Mustafa Kemâl'in uydurma şecereleri ve hakîkî mensûbiyeti (98)
“Mehmed Akif şiirlerini yaratırken başlıca iki unsur kullanmıştı: Dinî, millî. Açık olarak görmeliyiz ki, ruhumuzda onun şiirlerine makes olan taraf, millî olan tellerdedir. Meselâ Çanakkaleyi anlatan şiir parçasında iç duygularımızı titreten vuruşlar, onun tasvir ettiği muhteşem ve âlemleri içine alan büyük ve muhayyel tabutun dinî anasırından değil, bu tabutun içinde yatan Mehmetciğin kendisinden geliyor. Bu muharebe, ne Uhud, ne de Bedir gazvesine benzer. O, sadece Çanakkale muharebesidir. Karşı tarafta ‘kimi Hindu, kimi Yamyam, kimi bilmem ne belâ…’ dediği her dinde ve hattâ bizim dinde düşmanlar, bu yanda ise Akifi kahramanlıklarile coşturan Türk yiğitleri vardır. Dava, aslâ bir tevhid meselesi değildi.
“İstiklâl mücadelesinden sonra Mehmed Akif, cemiyette gördüğü değişmelere inanmadı ve inanmadığı için de uyamadı. Beş altı sene memleketten uzak yaşamasının sebebi budur. Çünkü onun cemiyet telâkkisi geri idi. Halbuki kurtuluş zaferinden hızını alan inkılâp duramazdı. Bu muharebede sıkı bir yürüyüş zarureti hasıl olduğu zaman, bacaklarında kudret olmıyanlar, döküntüler arasında kalırlar.

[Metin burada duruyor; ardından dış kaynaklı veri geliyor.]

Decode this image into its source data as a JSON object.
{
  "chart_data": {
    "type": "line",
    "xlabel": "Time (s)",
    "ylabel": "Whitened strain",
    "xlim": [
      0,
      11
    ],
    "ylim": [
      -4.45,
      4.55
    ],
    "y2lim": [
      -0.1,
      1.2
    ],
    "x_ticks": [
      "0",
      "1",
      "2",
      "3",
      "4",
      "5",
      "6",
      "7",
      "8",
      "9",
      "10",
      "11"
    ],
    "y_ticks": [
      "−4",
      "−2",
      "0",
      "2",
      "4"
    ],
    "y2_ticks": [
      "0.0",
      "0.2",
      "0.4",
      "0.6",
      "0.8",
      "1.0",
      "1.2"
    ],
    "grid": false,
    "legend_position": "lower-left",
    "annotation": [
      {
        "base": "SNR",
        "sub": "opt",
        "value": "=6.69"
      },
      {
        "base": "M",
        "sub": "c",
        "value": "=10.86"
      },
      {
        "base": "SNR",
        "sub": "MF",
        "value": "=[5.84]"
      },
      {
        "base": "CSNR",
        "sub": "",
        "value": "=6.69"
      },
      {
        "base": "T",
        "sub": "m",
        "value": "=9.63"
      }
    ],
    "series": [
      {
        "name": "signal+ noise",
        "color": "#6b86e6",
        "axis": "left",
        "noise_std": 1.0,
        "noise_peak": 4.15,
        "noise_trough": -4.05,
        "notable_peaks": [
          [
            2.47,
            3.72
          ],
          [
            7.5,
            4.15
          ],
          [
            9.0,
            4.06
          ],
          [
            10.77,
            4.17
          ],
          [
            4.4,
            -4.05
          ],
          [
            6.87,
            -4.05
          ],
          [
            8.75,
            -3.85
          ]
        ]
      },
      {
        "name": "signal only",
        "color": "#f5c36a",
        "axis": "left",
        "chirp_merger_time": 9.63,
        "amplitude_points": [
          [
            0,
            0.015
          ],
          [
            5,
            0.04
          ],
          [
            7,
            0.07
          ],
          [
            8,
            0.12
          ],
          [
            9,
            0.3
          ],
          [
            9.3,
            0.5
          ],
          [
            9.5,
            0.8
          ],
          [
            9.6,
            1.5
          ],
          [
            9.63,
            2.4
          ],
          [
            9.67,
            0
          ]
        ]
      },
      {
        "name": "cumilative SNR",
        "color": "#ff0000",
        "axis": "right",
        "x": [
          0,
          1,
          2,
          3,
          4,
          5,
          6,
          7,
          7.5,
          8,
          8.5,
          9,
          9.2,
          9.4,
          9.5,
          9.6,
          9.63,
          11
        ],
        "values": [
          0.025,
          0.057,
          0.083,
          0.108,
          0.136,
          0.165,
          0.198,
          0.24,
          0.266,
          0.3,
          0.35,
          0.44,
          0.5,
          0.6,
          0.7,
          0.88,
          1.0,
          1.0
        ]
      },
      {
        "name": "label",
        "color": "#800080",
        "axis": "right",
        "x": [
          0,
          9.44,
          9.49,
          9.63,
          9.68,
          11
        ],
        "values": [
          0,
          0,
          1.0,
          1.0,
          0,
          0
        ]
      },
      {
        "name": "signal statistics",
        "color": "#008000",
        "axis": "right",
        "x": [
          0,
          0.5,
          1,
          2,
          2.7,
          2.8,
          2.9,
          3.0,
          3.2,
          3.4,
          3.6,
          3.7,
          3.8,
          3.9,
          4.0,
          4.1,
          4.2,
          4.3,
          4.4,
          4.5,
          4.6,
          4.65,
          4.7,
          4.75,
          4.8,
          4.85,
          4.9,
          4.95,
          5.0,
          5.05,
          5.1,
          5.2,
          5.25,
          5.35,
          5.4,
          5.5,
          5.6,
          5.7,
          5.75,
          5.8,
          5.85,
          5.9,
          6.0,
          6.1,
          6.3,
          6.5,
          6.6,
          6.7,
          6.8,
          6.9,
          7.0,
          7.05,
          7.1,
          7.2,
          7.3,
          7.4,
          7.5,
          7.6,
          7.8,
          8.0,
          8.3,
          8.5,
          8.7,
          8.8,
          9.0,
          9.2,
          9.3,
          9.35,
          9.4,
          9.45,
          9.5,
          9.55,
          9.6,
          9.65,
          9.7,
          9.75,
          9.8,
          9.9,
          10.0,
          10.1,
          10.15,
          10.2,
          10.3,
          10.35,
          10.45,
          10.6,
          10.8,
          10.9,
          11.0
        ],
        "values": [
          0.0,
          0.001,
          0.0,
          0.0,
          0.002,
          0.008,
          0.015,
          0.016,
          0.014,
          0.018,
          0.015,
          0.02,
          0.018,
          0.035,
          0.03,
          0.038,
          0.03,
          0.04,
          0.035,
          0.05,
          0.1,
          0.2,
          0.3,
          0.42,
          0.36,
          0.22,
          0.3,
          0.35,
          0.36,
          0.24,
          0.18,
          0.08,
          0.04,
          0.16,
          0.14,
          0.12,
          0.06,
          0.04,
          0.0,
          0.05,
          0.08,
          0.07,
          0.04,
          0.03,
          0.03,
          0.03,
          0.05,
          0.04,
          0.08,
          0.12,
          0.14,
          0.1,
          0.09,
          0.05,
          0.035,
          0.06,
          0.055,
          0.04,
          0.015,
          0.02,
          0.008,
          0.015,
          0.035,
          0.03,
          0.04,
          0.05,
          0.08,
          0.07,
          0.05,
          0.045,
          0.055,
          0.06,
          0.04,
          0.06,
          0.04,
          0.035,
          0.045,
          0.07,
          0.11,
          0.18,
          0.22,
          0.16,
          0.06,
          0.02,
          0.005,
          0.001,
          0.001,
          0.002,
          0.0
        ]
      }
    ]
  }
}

“Mehmed Akif halkçılık ruhunda ve Türk milletinin gösterdiği kahramanlıkların destanını duymakta büyük bir isabet göstermişti. Onun bence yaratıcı tarafı buradadır; yarına intikal edecek tarafı burası olduğu gibi, bu isabete mukabil, büyük bir dalâlete de düşmüştü. Mısırda kendisini karşılayan ve koruyan nihayet şu veya bu ferd olmuştur. Halbuki hastalandıktan sonra döndüğü öz vatanında tabutunu eller üstünde götüren ferd değil, cemiyetti; feveranlı anlarında onun dilile kendi büyüklüklerini duyan ve dinliyen Türk cemiyetinin vicdanı… Onun da çok yakından tanıdığı bu yiğit millet, kendisinin herhangi bir faziletine, fedakârlığına hitap eden insanı, hattâ düşmanı olsa unutmaz. Mehmed Akif, son zamanlarında yazmayı tasavvur ettiği (Haccetül-Vedaı) ile değil, Mısırdan İstanbula hicretile, bu dalâletini, mübarek vücudünü ölümünden sonra bile göğsünde taşıyan Türk vatanına karşı ödemiş ve affettirmiş sayılmalıdır.” (Hasan Âli Yücel, “Pazartesi Konuşmaları: Mehmed Akif”, Akşam, 4.1.1937, s. 6. Hasan Âli’nin ismi, makâlesinin sonunda, bir dizgi hatâsı olarak “Hasan Âdil” şeklinde basılmıştır.)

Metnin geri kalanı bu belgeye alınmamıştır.